When using a fully-connected network (FCN), I have problem understanding how fully-connected (FC) layer to convolutional layer conversion actually works, even after reading http://cs231n.github.io/convolutional-networks/#convert.

In their explanation, it's said that:
enter image description here

In this example, as far as I understood, the converted CONV layer should have the shape (7,7,512), meaning (width, height, feature dimension). And we have 4096 filters. And the output of each filter's spatial size can be calculated as (7-7+0)/1 + 1 = 1. Therefore we have a 1x1x4096 vector as output.

Although the converted layer can give us output with same size, how can we make sure they are indeed functionally equivalent? It's mentioned in the later part of the post that we need to reshape the weight matrix of FC layer to CONV layer filters. But I am still confusing about how to actually implement it.

Any explanation or link to other learning resource would be welcome.

Best Answer

Inspired by @dk14 's answer, now I have a clearer mind on this question, though I don't completely agree with his answer. And I hope to post mine online for more confirmation.
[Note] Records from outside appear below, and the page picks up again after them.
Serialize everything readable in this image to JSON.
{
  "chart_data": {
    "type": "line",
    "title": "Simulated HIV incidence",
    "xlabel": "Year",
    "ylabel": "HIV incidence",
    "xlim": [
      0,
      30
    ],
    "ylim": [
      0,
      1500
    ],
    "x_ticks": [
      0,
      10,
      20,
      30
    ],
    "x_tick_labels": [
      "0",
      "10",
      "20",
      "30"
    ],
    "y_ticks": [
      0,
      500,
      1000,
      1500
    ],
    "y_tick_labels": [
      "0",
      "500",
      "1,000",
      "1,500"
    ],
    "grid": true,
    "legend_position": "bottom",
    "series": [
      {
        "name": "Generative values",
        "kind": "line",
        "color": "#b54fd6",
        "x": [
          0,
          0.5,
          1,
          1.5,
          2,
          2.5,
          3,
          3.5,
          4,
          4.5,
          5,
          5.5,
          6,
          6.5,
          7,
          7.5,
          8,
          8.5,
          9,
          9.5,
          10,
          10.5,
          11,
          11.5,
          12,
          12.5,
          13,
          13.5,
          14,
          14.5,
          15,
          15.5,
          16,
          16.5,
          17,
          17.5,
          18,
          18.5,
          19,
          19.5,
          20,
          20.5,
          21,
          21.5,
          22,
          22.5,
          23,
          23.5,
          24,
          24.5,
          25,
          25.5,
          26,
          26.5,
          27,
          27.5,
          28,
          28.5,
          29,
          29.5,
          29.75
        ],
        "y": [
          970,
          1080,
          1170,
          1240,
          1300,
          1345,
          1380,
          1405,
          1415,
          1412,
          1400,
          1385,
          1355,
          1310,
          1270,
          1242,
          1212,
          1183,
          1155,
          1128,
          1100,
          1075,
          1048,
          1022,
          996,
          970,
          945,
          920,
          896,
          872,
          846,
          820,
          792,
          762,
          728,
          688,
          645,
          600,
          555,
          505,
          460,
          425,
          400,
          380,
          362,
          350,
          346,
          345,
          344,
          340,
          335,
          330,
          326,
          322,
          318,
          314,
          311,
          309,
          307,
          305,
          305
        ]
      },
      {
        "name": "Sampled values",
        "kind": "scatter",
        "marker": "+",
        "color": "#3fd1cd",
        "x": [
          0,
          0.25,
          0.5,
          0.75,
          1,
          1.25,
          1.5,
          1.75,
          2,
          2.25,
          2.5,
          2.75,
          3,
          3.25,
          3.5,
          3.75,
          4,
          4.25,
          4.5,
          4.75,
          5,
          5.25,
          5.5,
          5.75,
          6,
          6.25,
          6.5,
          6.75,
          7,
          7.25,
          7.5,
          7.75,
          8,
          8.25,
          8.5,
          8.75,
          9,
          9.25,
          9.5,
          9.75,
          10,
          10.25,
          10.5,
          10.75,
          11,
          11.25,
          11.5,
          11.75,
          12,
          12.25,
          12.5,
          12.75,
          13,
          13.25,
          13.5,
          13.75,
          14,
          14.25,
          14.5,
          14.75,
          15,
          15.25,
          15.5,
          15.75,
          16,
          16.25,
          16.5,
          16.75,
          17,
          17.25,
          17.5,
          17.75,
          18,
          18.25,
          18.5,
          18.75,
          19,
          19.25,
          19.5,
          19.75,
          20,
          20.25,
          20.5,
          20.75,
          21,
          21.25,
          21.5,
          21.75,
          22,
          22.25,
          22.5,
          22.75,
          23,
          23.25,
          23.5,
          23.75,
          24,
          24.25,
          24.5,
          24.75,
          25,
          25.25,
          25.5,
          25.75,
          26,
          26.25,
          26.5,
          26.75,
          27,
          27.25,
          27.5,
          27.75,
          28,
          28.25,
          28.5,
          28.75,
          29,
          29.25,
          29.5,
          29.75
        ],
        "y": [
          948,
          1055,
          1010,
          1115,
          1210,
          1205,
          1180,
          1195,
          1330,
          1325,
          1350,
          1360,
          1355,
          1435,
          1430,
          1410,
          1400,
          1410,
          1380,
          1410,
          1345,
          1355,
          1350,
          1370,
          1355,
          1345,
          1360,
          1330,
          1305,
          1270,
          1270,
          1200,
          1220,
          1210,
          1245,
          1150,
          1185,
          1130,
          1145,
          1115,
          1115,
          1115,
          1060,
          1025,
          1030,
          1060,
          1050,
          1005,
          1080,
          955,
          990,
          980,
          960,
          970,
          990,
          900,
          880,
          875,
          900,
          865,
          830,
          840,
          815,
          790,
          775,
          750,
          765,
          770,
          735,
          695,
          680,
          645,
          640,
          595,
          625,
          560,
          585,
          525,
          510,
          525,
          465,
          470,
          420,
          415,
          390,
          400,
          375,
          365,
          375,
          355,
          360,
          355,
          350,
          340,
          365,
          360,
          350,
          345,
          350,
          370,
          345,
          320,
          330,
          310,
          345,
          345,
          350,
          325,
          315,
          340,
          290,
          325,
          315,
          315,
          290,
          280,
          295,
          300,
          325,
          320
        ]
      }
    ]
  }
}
On a vanilla case, where the input of original AlexNet is still (224,224,3), after a series of Conv layer and pooling, we reach the last Conv layer. At this moment, the size of the image turns into (7,7,512).

At the converted Conv layer(converted from FC1), we have 4096 * (7,7,512) filters overall, which generates (1,1,4096) vector for us. At the second converted Conv layer(converted from FC2), we have 4096 * (1,1,4096) filters, and they give us a output vector (1,1,4096). It's very important for us to remember that, in the conversion, filter size must match the input volume size. That's why we have one by one filter here. Similarily, the last converted Conv layer have 1000 * (1,1,4096) filters and will give us a result for 1000 classes.

The processed is summarized in the post: http://cs231n.github.io/convolutional-networks/#convert. enter image description here

In FC1, the original matrix size should be (7*7*512, 4096), meaning each one of the 4096 neuron in FC2 is connected with every neuron in FC1. While after conversion, the matrix size becomes (7,7,512,4096), meaning we have 4096 (7,7,512) matrixes. It's like taking out each row of the original gigantic matrix, and reshape it accordingly.